その方法も考えられる。しかし、海峡とはいえ、波のある外洋で、しかも周囲からガレー船が殺到してきている時に接弦し、もし二隻のどちらかが破損したら、目も当てられない。
「その方法で、だいたい良いだろう。だが『衣笠』は、舵を入れてから効き始めるまで、数秒かかる。二百メートルは、魚雷で十三秒だ。なので、魚雷が中間点に達した所で舵を入れた方がいいだろう」航海長が言った。
「その方がいいだろうな。魚雷が命中するまでは、ほとんど旋回を始めないから、外すことはないだろう」艦長の村上雅房が添えた。
そして、彼らの計画通りに、銛魚雷が命中する。『衣笠』が反転して艦尾を『りびあ丸』に寄せた。
錨索が降ろされ、銛に設けられた輪に通される。もっとも近いガレー船は二千メートルまで接近していた。
「機関長、最大戦闘速度。砲術長、両舷全砲発射準備。敵艦隊の前で威嚇射撃を行う」村上雅房が命令を発した。
ポルトガルのガレー船隊の前で、『衣笠』が前進を始める。そして両舷砲が同時発砲する。
『衣笠』の両側にそれぞれ、十六、あわせて三十二の水柱が立つ。
『りびあ丸』を曳航している『衣笠』は八ノット(時速約十四.八キロメートル)の低速しか出せなかった。
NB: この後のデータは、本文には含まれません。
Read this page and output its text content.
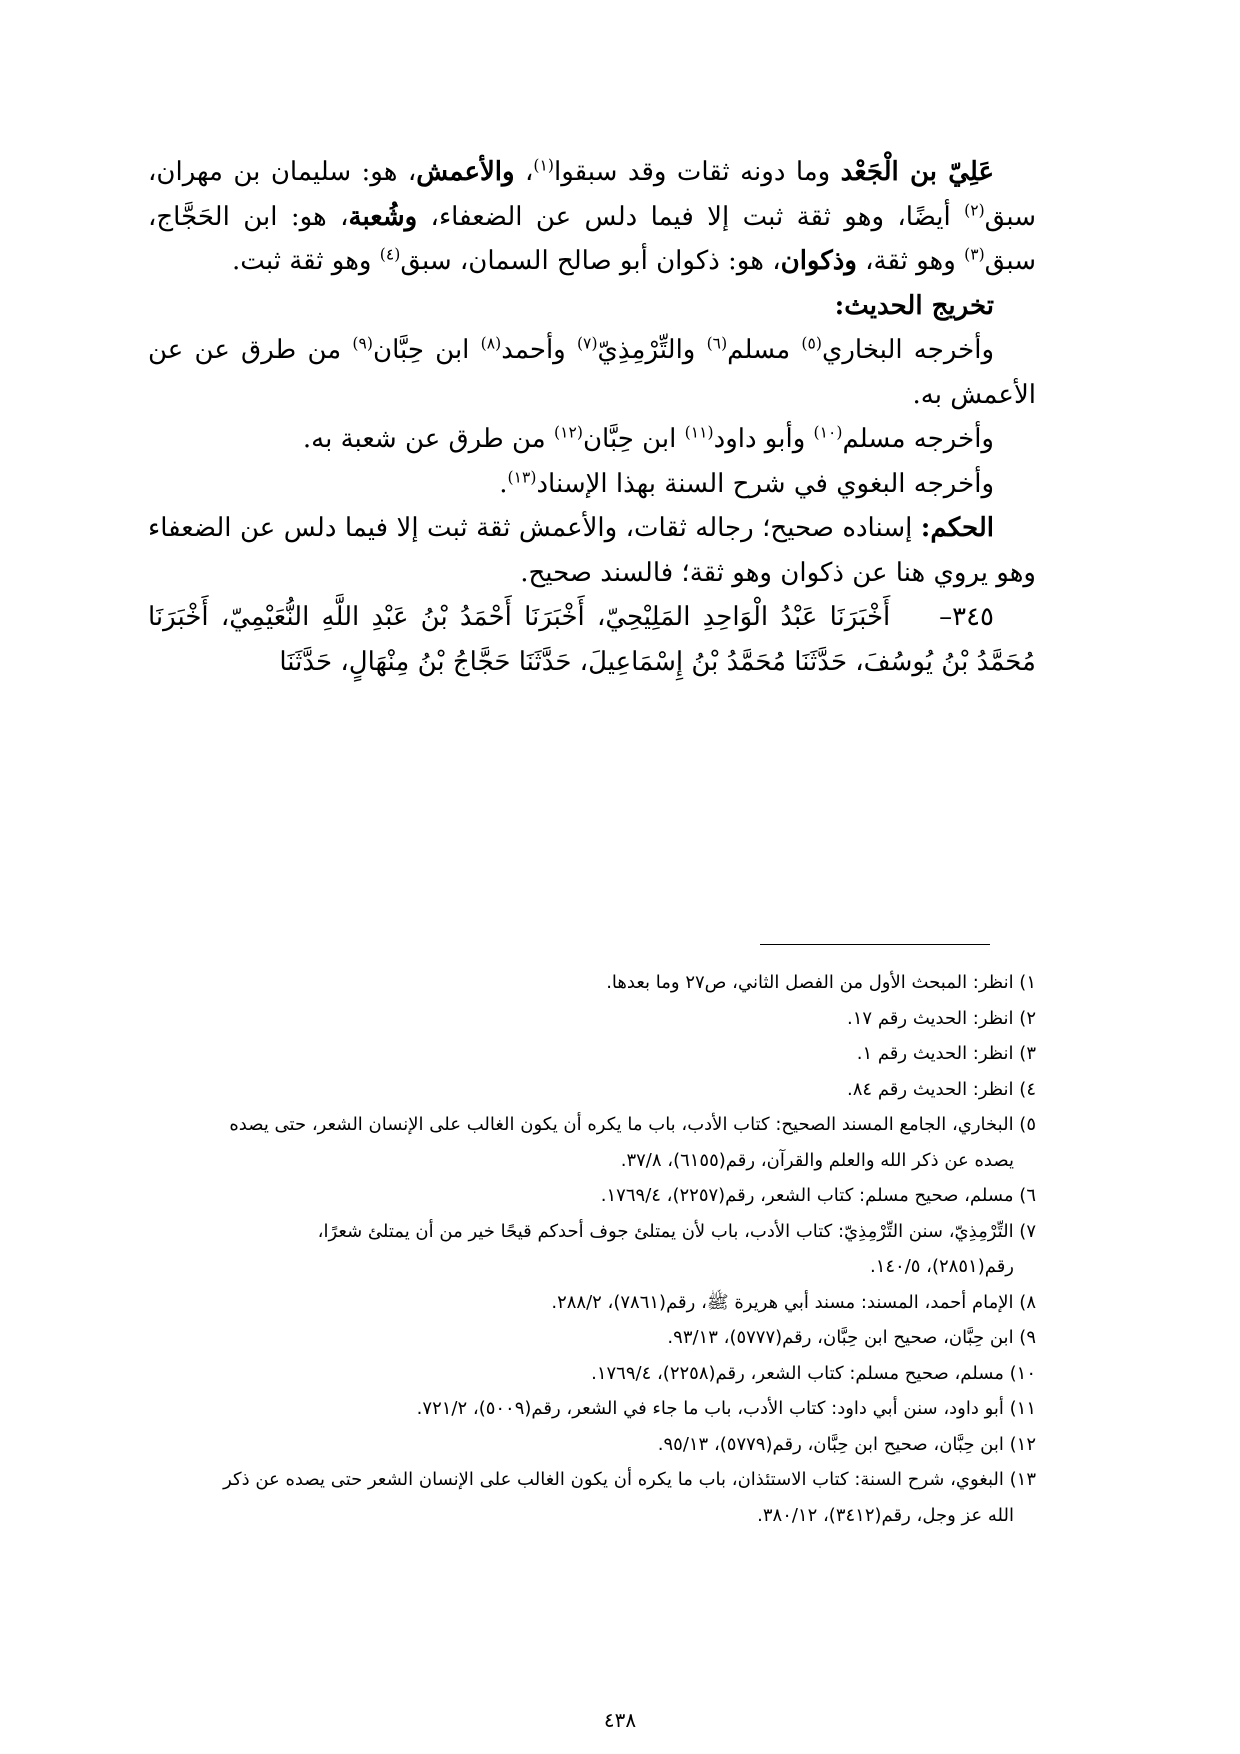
عَلِيّ بن الْجَعْد وما دونه ثقات وقد سبقوا$^{(١)}$، والأعمش، هو: سليمان بن مهران، سبق$^{(٢)}$ أيضًا، وهو ثقة ثبت إلا فيما دلس عن الضعفاء، وشُعبة، هو: ابن الحَجَّاج، سبق$^{(٣)}$ وهو ثقة، وذكوان، هو: ذكوان أبو صالح السمان، سبق$^{(٤)}$ وهو ثقة ثبت.

تخريج الحديث:

وأخرجه البخاري$^{(٥)}$ مسلم$^{(٦)}$ والتِّرْمِذِيّ$^{(٧)}$ وأحمد$^{(٨)}$ ابن حِبَّان$^{(٩)}$ من طرق عن عن الأعمش به.

وأخرجه مسلم$^{(١٠)}$ وأبو داود$^{(١١)}$ ابن حِبَّان$^{(١٢)}$ من طرق عن شعبة به.

وأخرجه البغوي في شرح السنة بهذا الإسناد$^{(١٣)}$.

الحكم: إسناده صحيح؛ رجاله ثقات، والأعمش ثقة ثبت إلا فيما دلس عن الضعفاء وهو يروي هنا عن ذكوان وهو ثقة؛ فالسند صحيح.

٣٤٥–    أَخْبَرَنَا عَبْدُ الْوَاحِدِ المَلِيْحِيّ، أَخْبَرَنَا أَحْمَدُ بْنُ عَبْدِ اللَّهِ النُّعَيْمِيّ، أَخْبَرَنَا مُحَمَّدُ بْنُ يُوسُفَ، حَدَّثَنَا مُحَمَّدُ بْنُ إِسْمَاعِيلَ، حَدَّثَنَا حَجَّاجُ بْنُ مِنْهَالٍ، حَدَّثَنَا

١) انظر: المبحث الأول من الفصل الثاني، ص٢٧ وما بعدها.

٢) انظر: الحديث رقم ١٧.

٣) انظر: الحديث رقم ١.

٤) انظر: الحديث رقم ٨٤.

٥) البخاري، الجامع المسند الصحيح: كتاب الأدب، باب ما يكره أن يكون الغالب على الإنسان الشعر، حتى يصده

يصده عن ذكر الله والعلم والقرآن، رقم(٦١٥٥)، ٣٧/٨.

٦) مسلم، صحيح مسلم: كتاب الشعر، رقم(٢٢٥٧)، ١٧٦٩/٤.

٧) التِّرْمِذِيّ، سنن التِّرْمِذِيّ: كتاب الأدب، باب لأن يمتلئ جوف أحدكم قيحًا خير من أن يمتلئ شعرًا،

رقم(٢٨٥١)، ١٤٠/٥.

٨) الإمام أحمد، المسند: مسند أبي هريرة ﷺ، رقم(٧٨٦١)، ٢٨٨/٢.

٩) ابن حِبَّان، صحيح ابن حِبَّان، رقم(٥٧٧٧)، ٩٣/١٣.

١٠) مسلم، صحيح مسلم: كتاب الشعر، رقم(٢٢٥٨)، ١٧٦٩/٤.

١١) أبو داود، سنن أبي داود: كتاب الأدب، باب ما جاء في الشعر، رقم(٥٠٠٩)، ٧٢١/٢.

١٢) ابن حِبَّان، صحيح ابن حِبَّان، رقم(٥٧٧٩)، ٩٥/١٣.

١٣) البغوي، شرح السنة: كتاب الاستئذان، باب ما يكره أن يكون الغالب على الإنسان الشعر حتى يصده عن ذكر

الله عز وجل، رقم(٣٤١٢)، ٣٨٠/١٢.

٤٣٨
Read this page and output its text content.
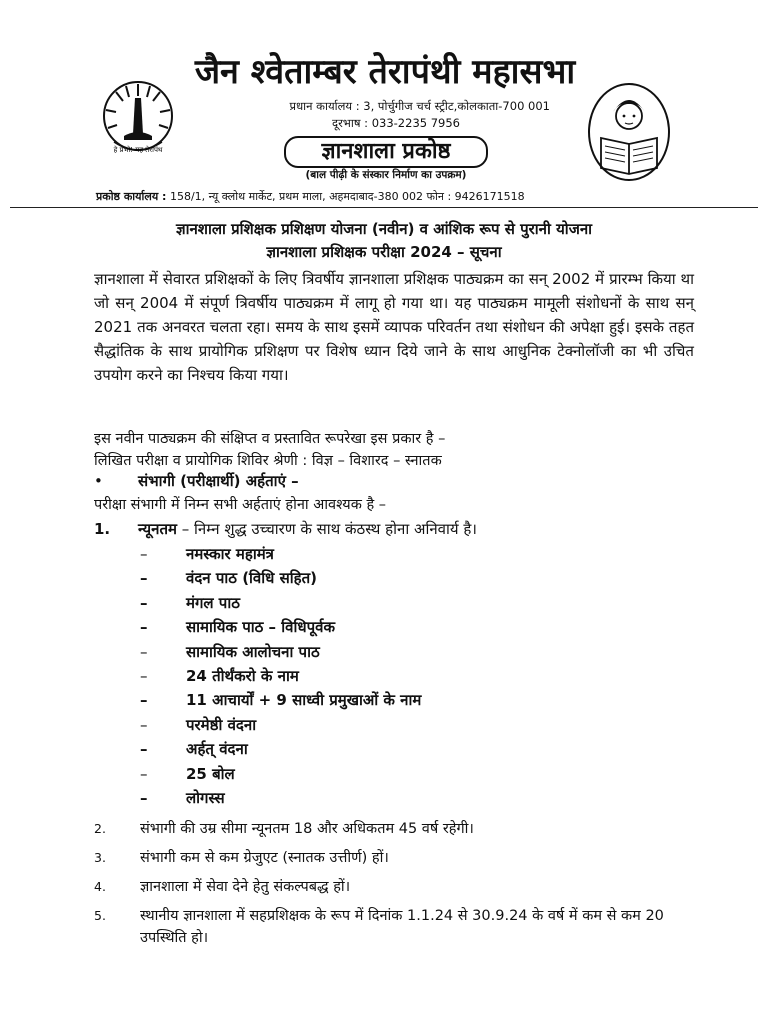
हे प्रभो! यह तेरापंथ
जैन श्वेताम्बर तेरापंथी महासभा
प्रधान कार्यालय : 3, पोर्चुगीज चर्च स्ट्रीट,कोलकाता-700 001
दूरभाष : 033-2235 7956
ज्ञानशाला प्रकोष्ठ
(बाल पीढ़ी के संस्कार निर्माण का उपक्रम)
प्रकोष्ठ कार्यालय : 158/1, न्यू क्लोथ मार्केट, प्रथम माला, अहमदाबाद-380 002 फोन : 9426171518
ज्ञानशाला प्रशिक्षक प्रशिक्षण योजना (नवीन) व आंशिक रूप से पुरानी योजना
ज्ञानशाला प्रशिक्षक परीक्षा 2024 – सूचना
ज्ञानशाला में सेवारत प्रशिक्षकों के लिए त्रिवर्षीय ज्ञानशाला प्रशिक्षक पाठ्यक्रम का सन् 2002 में प्रारम्भ किया था जो सन् 2004 में संपूर्ण त्रिवर्षीय पाठ्यक्रम में लागू हो गया था। यह पाठ्यक्रम मामूली संशोधनों के साथ सन् 2021 तक अनवरत चलता रहा। समय के साथ इसमें व्यापक परिवर्तन तथा संशोधन की अपेक्षा हुई। इसके तहत सैद्धांतिक के साथ प्रायोगिक प्रशिक्षण पर विशेष ध्यान दिये जाने के साथ आधुनिक टेक्नोलॉजी का भी उचित उपयोग करने का निश्चय किया गया।
इस नवीन पाठ्यक्रम की संक्षिप्त व प्रस्तावित रूपरेखा इस प्रकार है –
लिखित परीक्षा व प्रायोगिक शिविर श्रेणी : विज्ञ – विशारद – स्नातक
• संभागी (परीक्षार्थी) अर्हताएं –
परीक्षा संभागी में निम्न सभी अर्हताएं होना आवश्यक है –
1. न्यूनतम – निम्न शुद्ध उच्चारण के साथ कंठस्थ होना अनिवार्य है।
–	नमस्कार महामंत्र
–	वंदन पाठ (विधि सहित)
–	मंगल पाठ
–	सामायिक पाठ – विधिपूर्वक
–	सामायिक आलोचना पाठ
–	24 तीर्थंकरो के नाम
–	11 आचार्यों + 9 साध्वी प्रमुखाओं के नाम
–	परमेष्ठी वंदना
–	अर्हत् वंदना
–	25 बोल
–	लोगस्स
2.	संभागी की उम्र सीमा न्यूनतम 18 और अधिकतम 45 वर्ष रहेगी।
3.	संभागी कम से कम ग्रेजुएट (स्नातक उत्तीर्ण) हों।
4.	ज्ञानशाला में सेवा देने हेतु संकल्पबद्ध हों।
5.	स्थानीय ज्ञानशाला में सहप्रशिक्षक के रूप में दिनांक 1.1.24 से 30.9.24 के वर्ष में कम से कम 20 उपस्थिति हो।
これは、当時のガレー船が風下に向けて帆走した場合の最大速度とほぼ同じだ。
短時間ならば、さらに櫂を使うことでガレー船のほうが速いかもしれない。
片田商店艦が包囲網を突破しようという意思を見せたことにより、ガレー船隊が櫂漕を停止して、風下に向かって旋回を始める。あわただしく帆が展開される。多数の櫂が、海水を滴らせながら跳ね上げられて、外舷に固定された。
『衣笠』がガレー船の戦列に入り、一隻のガレー船に斜めから接触する。両艦の舷側が悲鳴をあげた。